The pressure would have been a lot less had they beaten the Bulls but McKenzie is adamant that their preparation for the South African leg – which included a 14-hour flight that arrived late Thursday afternoon – played no role in their defeat.

“[I] talked to the players. There was no issues. At half-time, the guys were good,” McKenzie said in the Sydney Morning Herald.

“We made replacements later than we thought we might because the guys were coping. We had plenty of chances to win it.

“We will rue our decisions on the field. We are not going to rue anything in preparation. We had enough there to be able to win the game.”

Supporting McKenzie’s claim is that his 26-man playing squad recorded an unprecedented perfect record in their daily hydration readings.

“For the first time we had a hundred per cent success on hydration,” he said.

“You won’t get any complaints from the players.
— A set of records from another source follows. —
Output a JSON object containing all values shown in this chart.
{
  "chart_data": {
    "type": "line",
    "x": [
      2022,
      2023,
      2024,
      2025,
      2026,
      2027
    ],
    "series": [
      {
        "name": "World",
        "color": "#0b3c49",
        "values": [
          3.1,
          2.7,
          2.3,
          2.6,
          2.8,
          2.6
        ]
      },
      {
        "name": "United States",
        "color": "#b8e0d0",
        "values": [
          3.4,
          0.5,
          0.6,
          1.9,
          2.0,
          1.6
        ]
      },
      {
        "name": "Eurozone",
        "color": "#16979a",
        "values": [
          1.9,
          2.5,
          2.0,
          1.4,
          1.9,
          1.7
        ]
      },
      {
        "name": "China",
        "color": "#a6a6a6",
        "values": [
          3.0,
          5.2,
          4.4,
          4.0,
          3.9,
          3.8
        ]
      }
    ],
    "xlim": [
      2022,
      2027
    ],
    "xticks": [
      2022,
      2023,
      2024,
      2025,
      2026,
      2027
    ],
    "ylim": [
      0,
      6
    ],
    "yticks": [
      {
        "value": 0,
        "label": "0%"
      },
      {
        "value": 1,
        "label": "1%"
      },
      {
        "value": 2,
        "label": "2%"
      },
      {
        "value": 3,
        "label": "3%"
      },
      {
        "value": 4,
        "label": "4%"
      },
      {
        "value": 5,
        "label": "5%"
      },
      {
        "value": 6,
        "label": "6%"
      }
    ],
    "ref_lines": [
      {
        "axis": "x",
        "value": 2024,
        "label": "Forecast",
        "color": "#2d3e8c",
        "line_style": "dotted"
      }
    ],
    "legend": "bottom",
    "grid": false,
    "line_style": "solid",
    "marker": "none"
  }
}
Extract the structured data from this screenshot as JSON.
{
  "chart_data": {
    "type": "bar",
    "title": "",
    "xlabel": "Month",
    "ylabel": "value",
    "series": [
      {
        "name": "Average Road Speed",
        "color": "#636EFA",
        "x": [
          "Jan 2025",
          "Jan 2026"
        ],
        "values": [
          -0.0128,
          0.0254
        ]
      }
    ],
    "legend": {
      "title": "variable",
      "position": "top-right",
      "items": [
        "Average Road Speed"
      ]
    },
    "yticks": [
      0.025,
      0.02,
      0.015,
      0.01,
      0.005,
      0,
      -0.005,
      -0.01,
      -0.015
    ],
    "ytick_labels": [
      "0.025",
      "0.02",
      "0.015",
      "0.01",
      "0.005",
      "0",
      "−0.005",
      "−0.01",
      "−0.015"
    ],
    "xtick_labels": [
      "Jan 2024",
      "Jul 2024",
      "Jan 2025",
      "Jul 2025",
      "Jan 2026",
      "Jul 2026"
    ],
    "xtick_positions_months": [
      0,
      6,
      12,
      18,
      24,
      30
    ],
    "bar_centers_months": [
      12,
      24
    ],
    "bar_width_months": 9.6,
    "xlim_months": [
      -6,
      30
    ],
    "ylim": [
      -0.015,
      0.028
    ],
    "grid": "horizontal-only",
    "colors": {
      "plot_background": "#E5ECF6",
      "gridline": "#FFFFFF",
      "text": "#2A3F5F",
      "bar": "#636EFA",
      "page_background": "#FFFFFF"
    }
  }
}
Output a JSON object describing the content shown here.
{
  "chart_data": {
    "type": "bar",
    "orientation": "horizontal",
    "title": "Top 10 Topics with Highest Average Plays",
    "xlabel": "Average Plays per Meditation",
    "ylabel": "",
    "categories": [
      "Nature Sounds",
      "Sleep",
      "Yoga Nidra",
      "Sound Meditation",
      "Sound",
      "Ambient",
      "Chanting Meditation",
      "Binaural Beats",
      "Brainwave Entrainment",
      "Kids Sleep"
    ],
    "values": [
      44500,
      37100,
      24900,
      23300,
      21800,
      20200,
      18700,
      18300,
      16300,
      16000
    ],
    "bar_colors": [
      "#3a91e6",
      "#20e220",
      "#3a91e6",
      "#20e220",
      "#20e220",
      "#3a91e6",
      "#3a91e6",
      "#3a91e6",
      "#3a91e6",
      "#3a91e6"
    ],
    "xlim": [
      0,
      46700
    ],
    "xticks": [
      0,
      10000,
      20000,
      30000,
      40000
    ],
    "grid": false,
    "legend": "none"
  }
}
They all felt good.

“We are not going to look at that for a reason. We are going to look at what we did on the field.”

The Waratahs did not escape Saturday’s match without any injury concerns. Prop Matt Dunning is in doubt for the Stormers match with a calf muscle injury, hooker Tatafu Polota-Nau will be monitored for a head knock and fullback Sam Norton-Knight had his eye stitched, was blood-binned twice and reported blurred vision.

Waratahs captain Phil Waugh still felt the match was always NSW’s for the taking.

“It [the weather] obviously suited them. They kicked a lot better than we did,” Waugh said.

“But we had our chances to score. We could have gone 14-0 up ‘ it [would be] a different game then. There are critical moments that change momentum. And we were on the receiving end of those.”

Waugh added that the Waratahs had committed many of the same errors at the restarts in other games but still managed to win. “But against a team like the Bulls at Loftus with their kicking game, it hurts you,” he said.

Waugh also criticised referee Lyndon Bray for failing to stop the Bulls slowing down the ball at the breakdown.

“Lyndon said at the start of the game he wanted quality set-piece ball and quick ruck ball,” Waugh said.

“It felt like every time we went to the ruck, there was someone lying on the ball. It felt like they were repeat infringements, the same stuff over and over ‘ blokes just lying on our ball.

“We wanted to play, and we couldn’t play. It just gets frustrating.”